The French “Active and Sporting city” label

Created in 2016 by the Sport ministry, the national association of elected politicians in charge of sport (ANDES) and the Sport & Cycling UNION, this label aims to recognise initiatives, measures and policies concerning sport and to promote physical activity and sport in a local area.

2019, March 28th

The French “Active and Sporting city” label

For the second consecutive year, the 2018 ceremony awarded labels to 120 out of the 151 towns and cities that submitted applications. For the first time, one of these towns obtained the highest possible label level of 4 laurels. The towns obtaining labels were spread over the country, with 113 towns in mainland France and 7 in overseas departments.

For this second year, the spirit of the label was well respected: the fact that any town, no matter how big or small it is, can obtain the label if it develops and implements policies making sport available to the maximum number of people.

This second edition of the “active and sporting city” label reinforces the Sport Minister’s objective in developing sporting practice: life-long sport for all.

The Minister’s ambition is to create a culture of doing sport that will contribute to people living well together and to constructing a more neighbourly society, that will be for everyone, whatever kind of sport they want to do – for fun or in competition – and however they want to do it – on their own or in a structure.

The President of the Republic set the objective: to increase the number of people doing sport to 3 million by 2024. To reach this target, new people need to be encouraged to take up sport and people who have stopped doing sport need to get back to it. Obstacles to doing sport and physical activity need to be understood and removed, and responses need to be found that will get through to everyone of all ages and in all places.

Apart from dedicated sports facilities such as at school or university, businesses and all kinds of sites generally, indoors or outdoors, should be used to help meet this objective of developing the practice of sport and physical activity. It is not about developing doing sport or a physical activity for its own sake, but because of its individual and societal benefits.

One of the keys to the success of this venture is getting everyone involved – institutional bodies, teachers, instructors and people doing sport – for universal sport.

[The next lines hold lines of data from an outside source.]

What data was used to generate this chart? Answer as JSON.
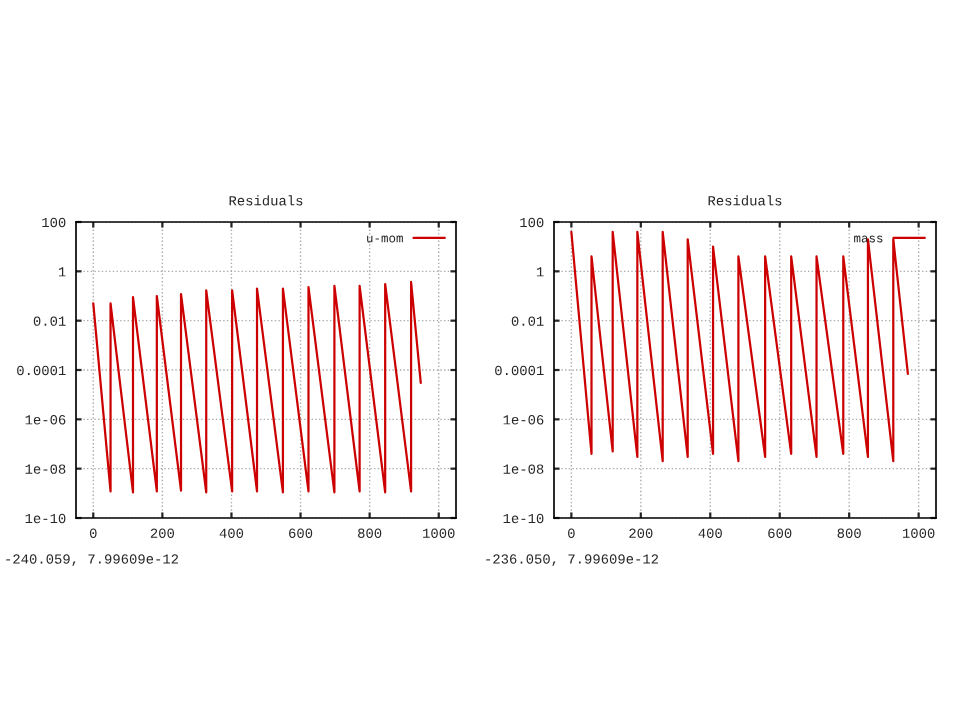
{
  "chart_data": [
    {
      "type": "line",
      "title": "Residuals",
      "log": "y",
      "grid": true,
      "legend": "top right",
      "xlim": [
        -50,
        1050
      ],
      "xticks": [
        0,
        200,
        400,
        600,
        800,
        1000
      ],
      "ylim": [
        1e-10,
        100
      ],
      "yticks": [
        1e-10,
        1e-08,
        1e-06,
        0.0001,
        0.01,
        1,
        100
      ],
      "annotations": [
        "-240.059, 7.99609e-12"
      ],
      "series": [
        {
          "name": "u-mom",
          "color": "#cc0000",
          "x": [
            0,
            50,
            50,
            115,
            115,
            184,
            184,
            254,
            254,
            327,
            327,
            402,
            402,
            474,
            474,
            549,
            549,
            623,
            623,
            698,
            698,
            771,
            771,
            845,
            845,
            920,
            920,
            948
          ],
          "values": [
            0.05,
            1.2e-09,
            0.05,
            1.1e-09,
            0.09,
            1.2e-09,
            0.1,
            1.3e-09,
            0.12,
            1.1e-09,
            0.17,
            1.2e-09,
            0.17,
            1.2e-09,
            0.2,
            1.1e-09,
            0.2,
            1.2e-09,
            0.23,
            1.1e-09,
            0.26,
            1.2e-09,
            0.26,
            1.1e-09,
            0.3,
            1.2e-09,
            0.37,
            3e-05
          ]
        }
      ]
    },
    {
      "type": "line",
      "title": "Residuals",
      "log": "y",
      "grid": true,
      "legend": "top right",
      "xlim": [
        -50,
        1050
      ],
      "xticks": [
        0,
        200,
        400,
        600,
        800,
        1000
      ],
      "ylim": [
        1e-10,
        100
      ],
      "yticks": [
        1e-10,
        1e-08,
        1e-06,
        0.0001,
        0.01,
        1,
        100
      ],
      "annotations": [
        "-236.050, 7.99609e-12"
      ],
      "series": [
        {
          "name": "mass",
          "color": "#cc0000",
          "x": [
            0,
            58,
            58,
            119,
            119,
            190,
            190,
            263,
            263,
            335,
            335,
            408,
            408,
            481,
            481,
            558,
            558,
            633,
            633,
            706,
            706,
            783,
            783,
            854,
            854,
            927,
            927,
            969
          ],
          "values": [
            40,
            4e-08,
            4,
            5e-08,
            40,
            3e-08,
            40,
            2e-08,
            40,
            3e-08,
            20,
            4e-08,
            10,
            2e-08,
            4,
            3e-08,
            4,
            4e-08,
            4,
            3e-08,
            4,
            4e-08,
            4,
            3e-08,
            20,
            2e-08,
            20,
            7e-05
          ]
        }
      ]
    }
  ]
}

This is the context for the action plan being worked out with the Ministry for cohesion in the regions (CGET) to diversify the range of sport available in urban priority districts (QPV). The plan will have the target of offering a range of sports to those sectors of the population that until now have been the furthest removed from doing sport in districts with very little available sport.

The 2019 « Ville active et sportive » label will be the opportunity to get towns involved with the theme of the 2024 Olympics. The label, like hosting the Olympics, should be seized as a chance to develop sporting activities for the maximum number of people all over the country.

All of us have the role of supporting tomorrow’s young athletes and those who will take part in the 2024 Olympics, whether they are top level athletes, volunteers, sport instructors and trainers or simply fellow-citizens. It is by getting everybody involved that we will be best placed to encourage a sporting and civic 2024 generation so that when we hold the 8th award ceremony, 2024 active, sporting towns and cities receive the label.